XVIII.30 On the authority of the clergy in the first dynasty

, par Stewart

Among barbarian peoples, priests ordinarily have some power, because they have both the authority which they owe to their religion and the influence which people like them place in superstition. And so we see in Tacitus that priests enjoyed great credit among the Germans, and that they maintained order in the assembly of the people. [1] They alone had the right to chastise, to bind, or to strike, which they did, not by order of the prince, nor to inflict a punishment, but as if by inspiration of the deity ever present to those who wage war. [2]

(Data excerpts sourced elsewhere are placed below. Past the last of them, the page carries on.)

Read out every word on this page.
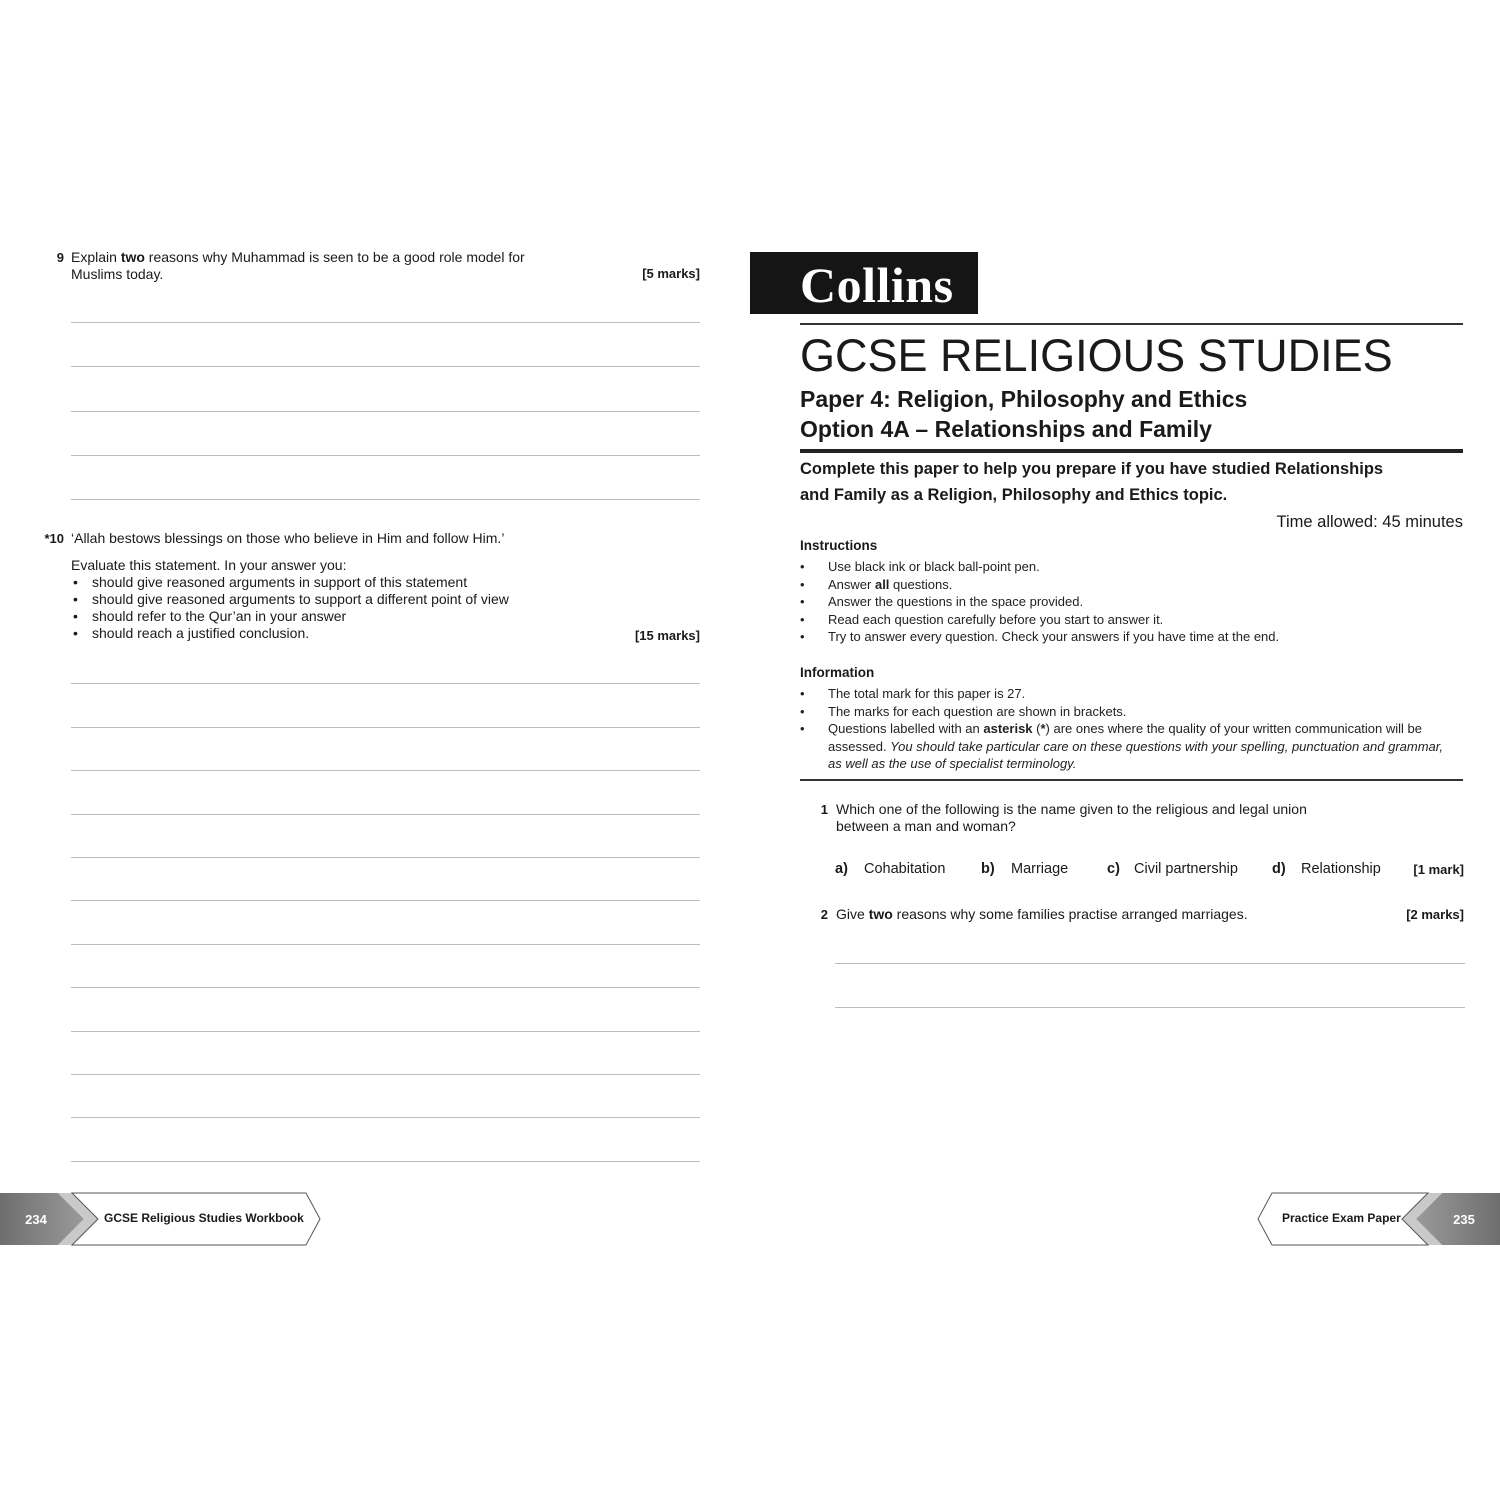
9 Explain two reasons why Muhammad is seen to be a good role model for
Muslims today.	[5 marks]
*10 ‘Allah bestows blessings on those who believe in Him and follow Him.’
Evaluate this statement. In your answer you:
• should give reasoned arguments in support of this statement
• should give reasoned arguments to support a different point of view
• should refer to the Qur’an in your answer
• should reach a justified conclusion.	[15 marks]
234	GCSE Religious Studies Workbook
Collins
GCSE RELIGIOUS STUDIES
Paper 4: Religion, Philosophy and Ethics
Option 4A – Relationships and Family
Complete this paper to help you prepare if you have studied Relationships
and Family as a Religion, Philosophy and Ethics topic.
Time allowed: 45 minutes
Instructions
• Use black ink or black ball-point pen.
• Answer all questions.
• Answer the questions in the space provided.
• Read each question carefully before you start to answer it.
• Try to answer every question. Check your answers if you have time at the end.
Information
• The total mark for this paper is 27.
• The marks for each question are shown in brackets.
• Questions labelled with an asterisk (*) are ones where the quality of your written communication will be
assessed. You should take particular care on these questions with your spelling, punctuation and grammar,
as well as the use of specialist terminology.
1 Which one of the following is the name given to the religious and legal union
between a man and woman?
a) Cohabitation b) Marriage	c) Civil partnership d) Relationship	[1 mark]
2 Give two reasons why some families practise arranged marriages.	[2 marks]
Practice Exam Paper	235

We must not be surprised if from the beginning of the first dynasty we find the bishops as arbiters of judgments, [3] if we find them appearing in the assemblies of the nation, if they so greatly influence the resolutions of the kings, and if they are given so much property.

Notes

[1Silentium per sacerdotes, quibus et coercendi jus est, imperatur (De moribus Germanorum [ch. xi]).

[2Nec Regibus libera aut infinita potestas. […] Cæterum neque animadvertere, neque vincire, neque verberare, nisi sacerdotibus est permissum, non quasi in pœnam, nec Ducis jussu, sed velut Deo imperante, quem adesse bellatoribus credunt. (ibid [ch. vii].)

[3See Constitution de Clotaire of the year 560, article 6.